Nesse sentido, ele considera que adotar essa regra significar ver o token como um "envelope de direitos, em que consegue colocar qualquer coisa ali. Não dá para tributar o token por ele, tem que ter uma abordagem de olhar através do token para ver o que ele realmente tem. A gente precisa de uma bordagem que olhe para o conteúdo da operação, não para o formato. Porque se tudo por tokenizado, não tem um regime adequado olhando só para o token".
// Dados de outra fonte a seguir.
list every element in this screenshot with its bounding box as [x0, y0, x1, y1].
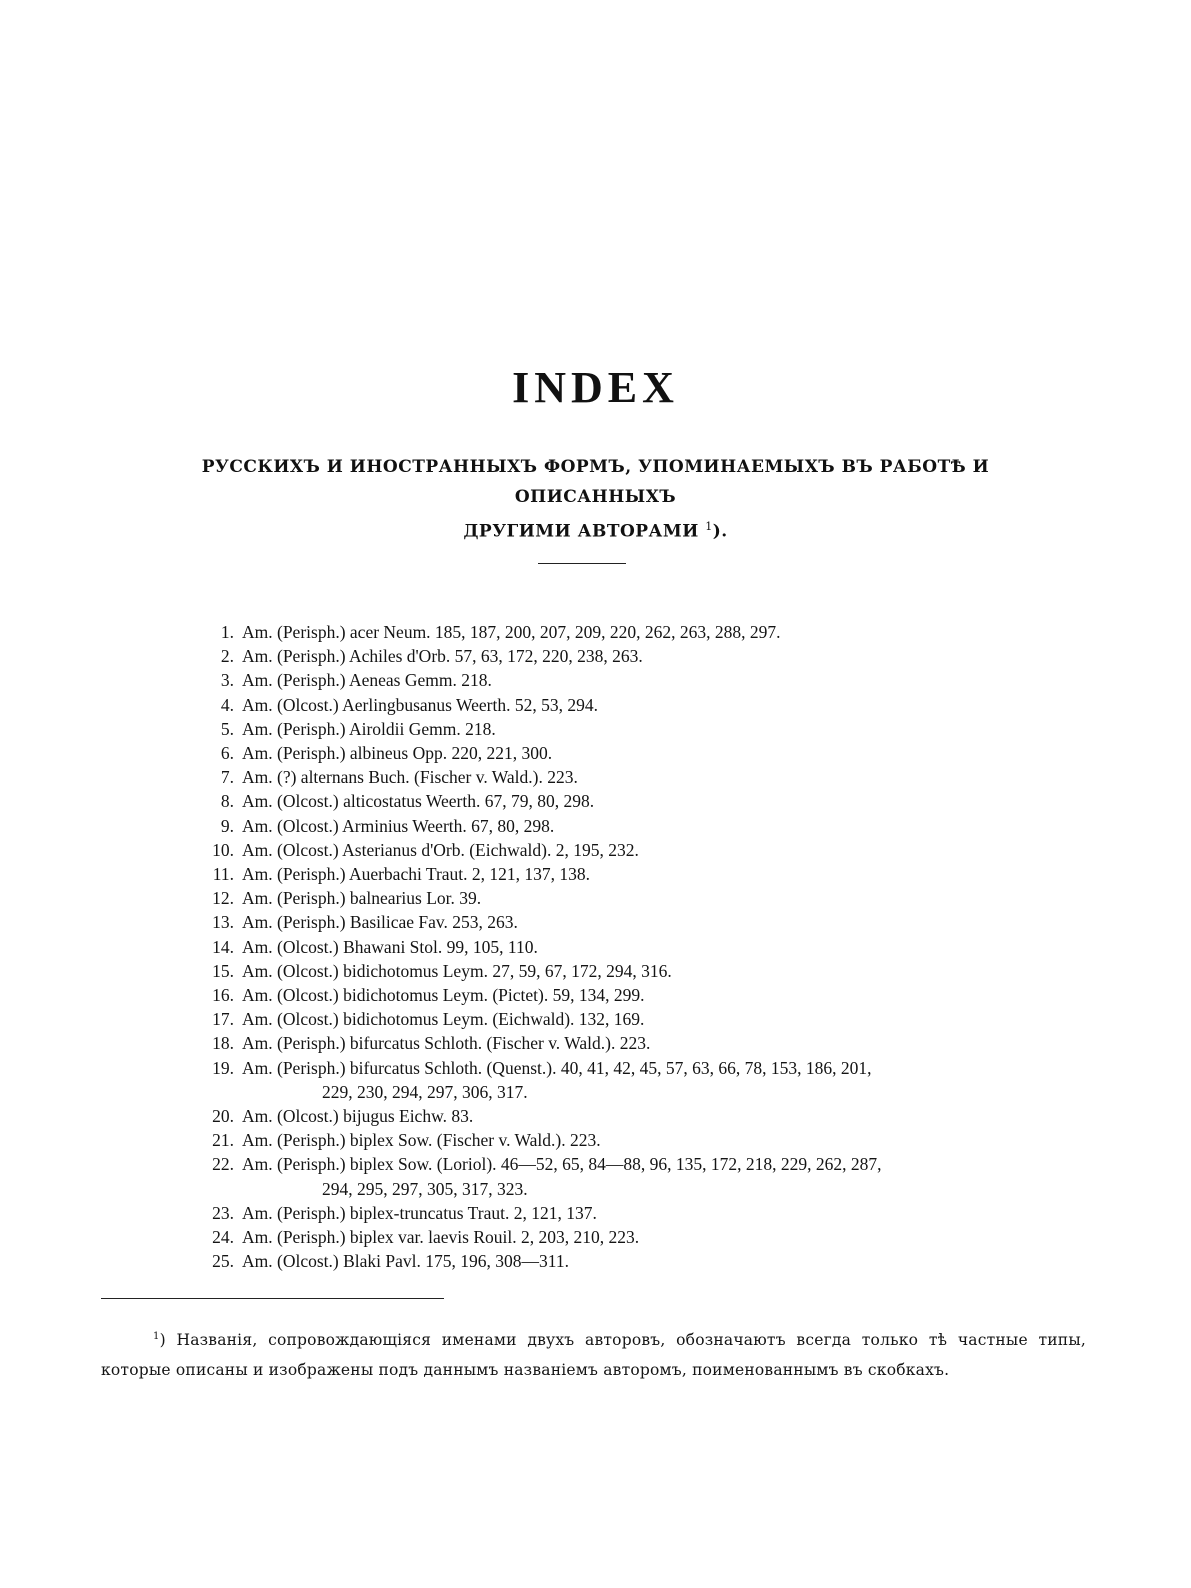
footnote — [101, 1322, 1086, 1385]
entry-text: Am. (Olcost.) alticostatus Weerth. 67, 79, 80, 298. — [242, 791, 595, 812]
index-entry — [200, 1201, 1090, 1225]
entry-number: 9. — [220, 815, 234, 836]
index-list — [200, 620, 1090, 1273]
index-entry — [200, 644, 1090, 668]
subtitle-line-2-text: ДРУГИМИ АВТОРАМИ — [463, 521, 699, 542]
index-entry — [200, 886, 1090, 910]
entry-body — [234, 838, 1090, 862]
entry-text: Am. (Perisph.) Aeneas Gemm. 218. — [242, 670, 492, 691]
entry-text: Am. (Olcost.) Asterianus d'Orb. (Eichwald). 2, 195, 232. — [242, 839, 639, 860]
entry-body — [234, 1031, 1090, 1055]
entry-text: Am. (Olcost.) Aerlingbusanus Weerth. 52, 53, 294. — [242, 694, 598, 715]
entry-text: Am. (Perisph.) biplex-truncatus Traut. 2, 121, 137. — [242, 1202, 597, 1223]
entry-number: 14. — [212, 936, 234, 957]
entry-body — [234, 741, 1090, 765]
index-entry — [200, 789, 1090, 813]
entry-continuation: 294, 295, 297, 305, 317, 323. — [322, 1178, 528, 1199]
entry-number: 15. — [212, 960, 234, 981]
subtitle — [140, 452, 1051, 547]
entry-text: Am. (Perisph.) biplex var. laevis Rouil. 2, 203, 210, 223. — [242, 1227, 640, 1248]
index-entry — [200, 717, 1090, 741]
index-entry — [200, 1007, 1090, 1031]
entry-number: 10. — [212, 839, 234, 860]
entry-body — [234, 1225, 1090, 1249]
entry-text: Am. (Olcost.) Bhawani Stol. 99, 105, 110. — [242, 936, 538, 957]
entry-text: Am. (Perisph.) bifurcatus Schloth. (Fischer v. Wald.). 223. — [242, 1033, 651, 1054]
entry-number: 11. — [212, 864, 234, 885]
entry-body — [234, 668, 1090, 692]
footnote-mark: 1 — [153, 1331, 160, 1342]
entry-text: Am. (Perisph.) Auerbachi Traut. 2, 121, 137, 138. — [242, 864, 591, 885]
entry-text: Am. (Perisph.) acer Neum. 185, 187, 200, 207, 209, 220, 262, 263, 288, 297. — [242, 622, 781, 642]
entry-text: Am. (Olcost.) bidichotomus Leym. (Pictet). 59, 134, 299. — [242, 985, 645, 1006]
index-entry — [200, 668, 1090, 692]
entry-number: 13. — [212, 912, 234, 933]
index-entry — [200, 910, 1090, 934]
index-entry — [200, 1031, 1090, 1055]
entry-body — [234, 983, 1090, 1007]
entry-text: Am. (Perisph.) biplex Sow. (Loriol). 46—52, 65, 84—88, 96, 135, 172, 218, 229, 262, 287, — [242, 1154, 882, 1175]
entry-number: 4. — [220, 694, 234, 715]
entry-body — [234, 717, 1090, 741]
entry-number: 1. — [220, 622, 234, 642]
entry-continuation: 229, 230, 294, 297, 306, 317. — [322, 1081, 528, 1102]
entry-number: 18. — [212, 1033, 234, 1054]
entry-number: 20. — [212, 1106, 234, 1127]
entry-text: Am. (Perisph.) biplex Sow. (Fischer v. Wald.). 223. — [242, 1130, 601, 1151]
index-entry — [200, 693, 1090, 717]
entry-text: Am. (Olcost.) Arminius Weerth. 67, 80, 298. — [242, 815, 555, 836]
entry-body — [234, 1056, 1090, 1104]
index-entry — [200, 814, 1090, 838]
index-entry — [200, 741, 1090, 765]
entry-text: Am. (Olcost.) bijugus Eichw. 83. — [242, 1106, 474, 1127]
entry-body — [234, 886, 1090, 910]
index-entry — [200, 765, 1090, 789]
index-entry — [200, 983, 1090, 1007]
index-entry — [200, 1152, 1090, 1200]
index-entry — [200, 620, 1090, 644]
entry-number: 2. — [220, 646, 234, 667]
entry-text: Am. (Olcost.) bidichotomus Leym. (Eichwald). 132, 169. — [242, 1009, 645, 1030]
entry-body — [234, 959, 1090, 983]
footnote-divider — [101, 1298, 444, 1299]
entry-text: Am. (Olcost.) bidichotomus Leym. 27, 59, 67, 172, 294, 316. — [242, 960, 672, 981]
entry-number: 25. — [212, 1251, 234, 1272]
entry-body — [234, 765, 1090, 789]
entry-body — [234, 620, 1090, 644]
index-entry — [200, 935, 1090, 959]
subtitle-line-2 — [140, 512, 1051, 547]
index-entry — [200, 862, 1090, 886]
entry-body — [234, 1152, 1090, 1200]
entry-body — [234, 789, 1090, 813]
entry-body — [234, 1007, 1090, 1031]
entry-number: 19. — [212, 1057, 234, 1078]
entry-body — [234, 1249, 1090, 1273]
entry-number: 3. — [220, 670, 234, 691]
footnote-text: ) Названія, сопровождающіяся именами двухъ авторовъ, обозначаютъ всегда только тѣ частные типы, которые описаны и изображены подъ даннымъ названіемъ авторомъ, поименованнымъ въ скобкахъ. — [101, 1331, 1086, 1380]
entry-number: 6. — [220, 743, 234, 764]
entry-number: 23. — [212, 1202, 234, 1223]
index-entry — [200, 1104, 1090, 1128]
entry-number: 21. — [212, 1130, 234, 1151]
index-entry — [200, 1128, 1090, 1152]
entry-body — [234, 1128, 1090, 1152]
title-divider — [538, 563, 626, 564]
entry-text: Am. (Perisph.) Basilicae Fav. 253, 263. — [242, 912, 518, 933]
entry-body — [234, 1201, 1090, 1225]
entry-text: Am. (Perisph.) Achiles d'Orb. 57, 63, 172, 220, 238, 263. — [242, 646, 643, 667]
entry-number: 16. — [212, 985, 234, 1006]
entry-number: 5. — [220, 718, 234, 739]
subtitle-tail: ). — [712, 521, 728, 542]
entry-text: Am. (Olcost.) Blaki Pavl. 175, 196, 308—311. — [242, 1251, 569, 1272]
index-entry — [200, 1225, 1090, 1249]
entry-body — [234, 862, 1090, 886]
index-entry — [200, 1249, 1090, 1273]
entry-body — [234, 644, 1090, 668]
page-title: INDEX — [512, 363, 679, 412]
entry-text: Am. (Perisph.) Airoldii Gemm. 218. — [242, 718, 496, 739]
entry-text: Am. (Perisph.) albineus Opp. 220, 221, 300. — [242, 743, 553, 764]
index-entry — [200, 1056, 1090, 1104]
entry-number: 22. — [212, 1154, 234, 1175]
entry-body — [234, 1104, 1090, 1128]
entry-number: 8. — [220, 791, 234, 812]
entry-body — [234, 910, 1090, 934]
entry-text: Am. (?) alternans Buch. (Fischer v. Wald.). 223. — [242, 767, 578, 788]
entry-text: Am. (Perisph.) balnearius Lor. 39. — [242, 888, 482, 909]
entry-number: 24. — [212, 1227, 234, 1248]
entry-text: Am. (Perisph.) bifurcatus Schloth. (Quenst.). 40, 41, 42, 45, 57, 63, 66, 78, 153, 186, 201, — [242, 1057, 872, 1078]
entry-number: 17. — [212, 1009, 234, 1030]
footnote-reference: 1 — [705, 520, 713, 533]
entry-body — [234, 935, 1090, 959]
entry-number: 7. — [220, 767, 234, 788]
entry-body — [234, 814, 1090, 838]
entry-body — [234, 693, 1090, 717]
index-entry — [200, 959, 1090, 983]
subtitle-line-1: РУССКИХЪ И ИНОСТРАННЫХЪ ФОРМЪ, УПОМИНАЕМЫХЪ ВЪ РАБОТѢ И ОПИСАННЫХЪ — [201, 457, 990, 507]
entry-number: 12. — [212, 888, 234, 909]
index-entry — [200, 838, 1090, 862]
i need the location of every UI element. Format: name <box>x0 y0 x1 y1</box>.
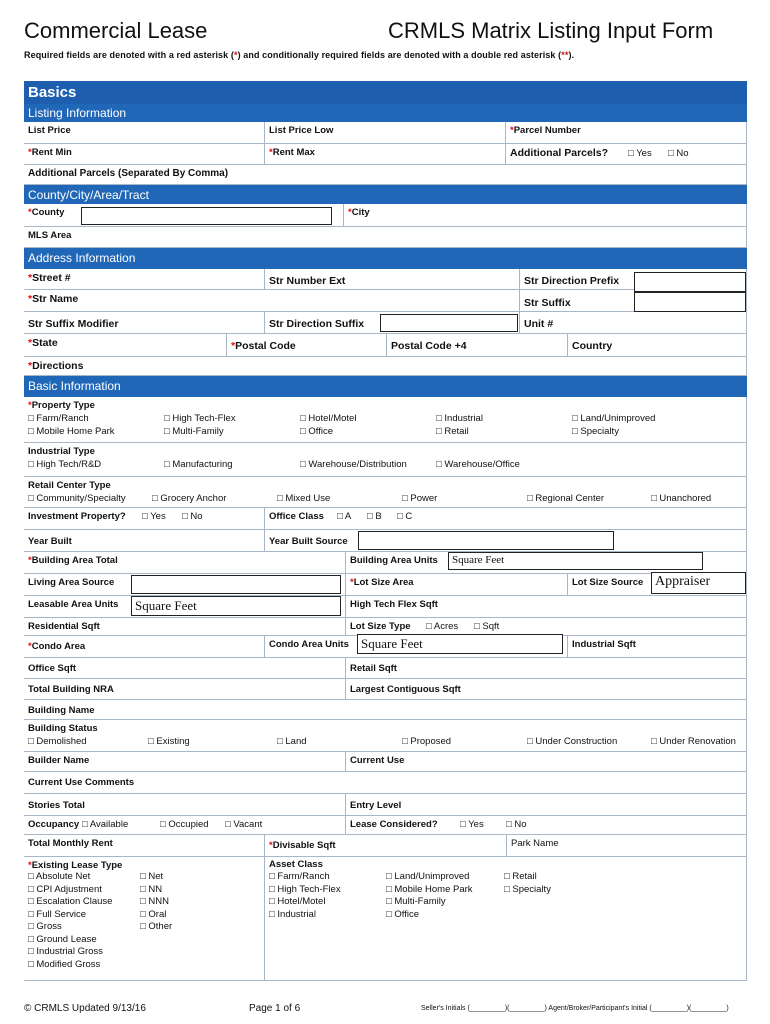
lease-considered-no[interactable]: □ No <box>506 819 527 830</box>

Agora, a ABCripto pretende intensificar o diálogo com parlamentares para conseguir alterar a Reforma Tributária antes da sua votação no Senado. "Temos abertura, estamos sendo bem recebidos, e estamos colocando nosso ponto de forma técnica, precisa, e isso é muito importante para a discussão. Uma mudança na forma de tributação não é simples, envolve nuances, até ajustes econômicos. A tributação pode desenvolver ou extinguir um mercado. Ter a precisão é muito importante", destaca.

"Nós buscamos a adaptação de regra. Não somos contra a reforma, o Brasil precisa dela e precisa adequar as regras. A reforma é completamente importante, nossa questão é que seja feita de forma saudável para todos os setores que tenham essa necessidade. A criptoeconomia necessita de adaptação de regras", defende Srur.